Alyssa Rodriguez attends First Mennonite Church in Iowa City, Iowa and works as a Family Support Worker for marginalized populations while also learning the ins-and-outs of motherhood with her beloved daughter, Zulema.
A year ago, I left the Ecuadorian village of cement homes just as the sun was breaking free from the clouds, giving way to an elusive mountain peak—one that greeted me when I was least prepared and least expected it. I made the last trip down a hill that had recently been paved, riding in a rarely seen car, past the homes of people who had come to know me as “neighbor.” I had taken many an exhausted climb up that same hill in my nine months in Ecuador. Each step and accompanying sight gave way to a landscape that made sense of my breathlessness when I reached the top.
On my last day in Ecuador a year ago, I descended the hill—viewing for perhaps the last time the most beautiful sky views I had ever witnessed, nestled by some of the most impoverished living conditions I had ever witnessed—to go to the Quito airport—the one I had arrived at just nine months before.
I was ending my 2-year mission term prematurely. I was with child.
I was in the very beginning stages of accepting the fact that I was raped. I felt alone in a foreign world and little did I know the slowly unfolding process of grief that would take place alongside the birth pangs as my body changed to nourish and grow a new life inside me.
After voicing to my Ecuadorian church community what happened, telling my loved ones via technology and similarly sharing with my home church what had become of the seeds I worked to plant in Ecuador, the uphill climb to healing began.

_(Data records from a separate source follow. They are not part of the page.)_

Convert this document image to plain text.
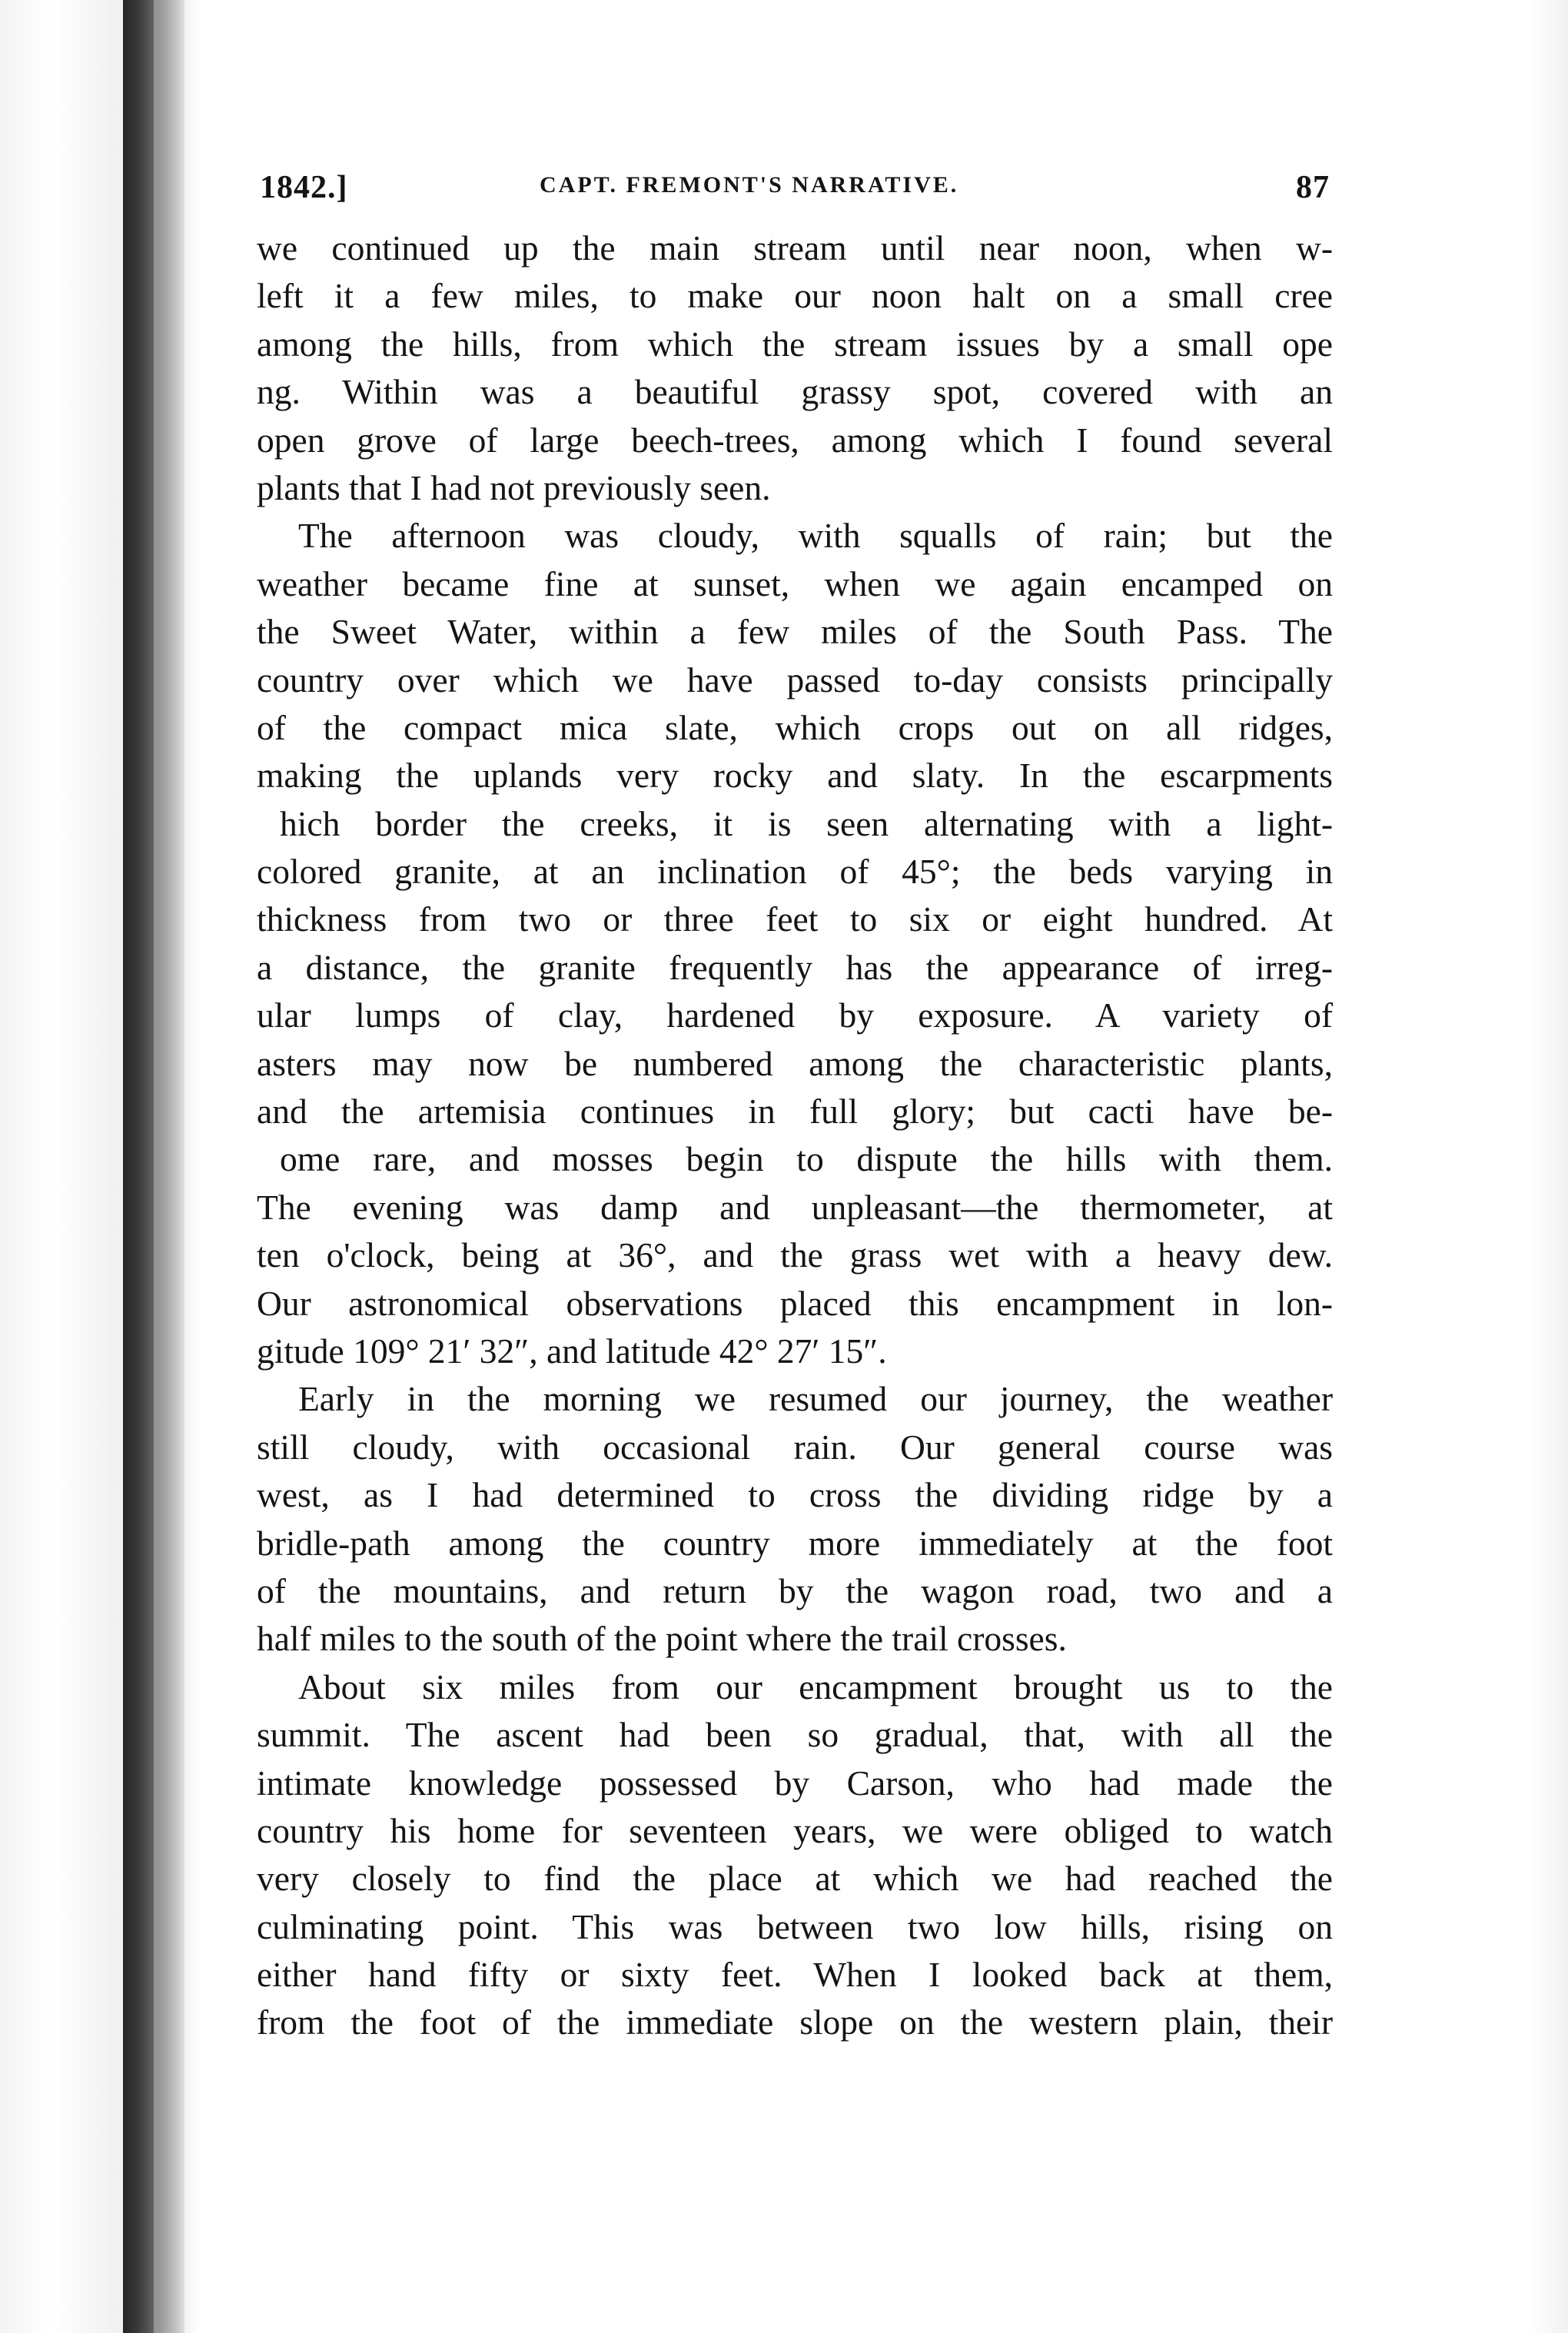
1842.]	CAPT. FREMONT'S NARRATIVE.	87
we continued up the main stream until near noon, when w-
left it a few miles, to make our noon halt on a small cree
among the hills, from which the stream issues by a small ope
ng. Within was a beautiful grassy spot, covered with an
open grove of large beech-trees, among which I found several
plants that I had not previously seen.
The afternoon was cloudy, with squalls of rain; but the
weather became fine at sunset, when we again encamped on
the Sweet Water, within a few miles of the South Pass. The
country over which we have passed to-day consists principally
of the compact mica slate, which crops out on all ridges,
making the uplands very rocky and slaty. In the escarpments
hich border the creeks, it is seen alternating with a light-
colored granite, at an inclination of 45°; the beds varying in
thickness from two or three feet to six or eight hundred. At
a distance, the granite frequently has the appearance of irreg-
ular lumps of clay, hardened by exposure. A variety of
asters may now be numbered among the characteristic plants,
and the artemisia continues in full glory; but cacti have be-
ome rare, and mosses begin to dispute the hills with them.
The evening was damp and unpleasant—the thermometer, at
ten o'clock, being at 36°, and the grass wet with a heavy dew.
Our astronomical observations placed this encampment in lon-
gitude 109° 21′ 32″, and latitude 42° 27′ 15″.
Early in the morning we resumed our journey, the weather
still cloudy, with occasional rain. Our general course was
west, as I had determined to cross the dividing ridge by a
bridle-path among the country more immediately at the foot
of the mountains, and return by the wagon road, two and a
half miles to the south of the point where the trail crosses.
About six miles from our encampment brought us to the
summit. The ascent had been so gradual, that, with all the
intimate knowledge possessed by Carson, who had made the
country his home for seventeen years, we were obliged to watch
very closely to find the place at which we had reached the
culminating point. This was between two low hills, rising on
either hand fifty or sixty feet. When I looked back at them,
from the foot of the immediate slope on the western plain, their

I didn’t know it then, but I was grieving the loss of a dream—the life I had come to Ecuador to create. I was in shock and denial. I was angry and heartbroken. I was numb. I walked around as though a huge sign saying “shame” lay across my chest. I imagined that sign was the first thing people noticed about me upon entering a room. I was a failure. There was no need to question my worth because by that point I had convinced myself I had none.
In the beginning stages of a pregnancy I could not have imagined, I could not fathom what was in store. It was hard to say where my list of questions began and ended. It was Advent season. I was a young, single woman. I was in disbelief. You can’t make these things up.
At times, I denied the life within me, ashamed because of how it was conceived—but ultrasounds and my growing body revealed more and more that this was reality. While so many people asked that popular question, “are you having a lot of sickness?” I would respond “no.” But what I wouldn’t say was that instead of morning sickness, I internally lived in an emotional war field, day after day. (I would have preferred the morning sickness.)
In the darkness of Advent season, many long to arrive already to the other side of the waiting. The pain is unbearable and it’s paired with a mystery that is too much to take. Getting to the answers and celebrating seems much more worthwhile.
In speaking about our faith journeys, Nadia Bolz-Weber coins the term, “spiritual physics” to explain the constant resurrection going on in and around us. God doesn’t allow things to die without allowing room for new life. This Advent, I understand what I wasn’t ready to a year ago: it is in witnessing the losses and new lives along our faith journeys—often in the most barren of places—where God can be most significantly witnessed. God’s work makes sense of the most terrifying of circumstances—like majestic skies above homes made of cement and mud tiles. And certainly like the new amazing life of my daughter—which has become a life that I am privileged to be a part of.
Her name means peace and as I reflect on how far we’ve come since last Advent season, I realize that every act of love towards her is an act of rising up from where I’d been buried when I was raped. It is a radical act of love for not only her, but for me.
In ways too amazing to be expected, God makes sense. The other side of waiting is a joy and a peace unlike any other.
But before the waiting is over this Advent, let us seek to embrace the ways God is working in our midst—albeit painful and barren. Perhaps this will allow us to be even more grateful when the peace and joy arrive.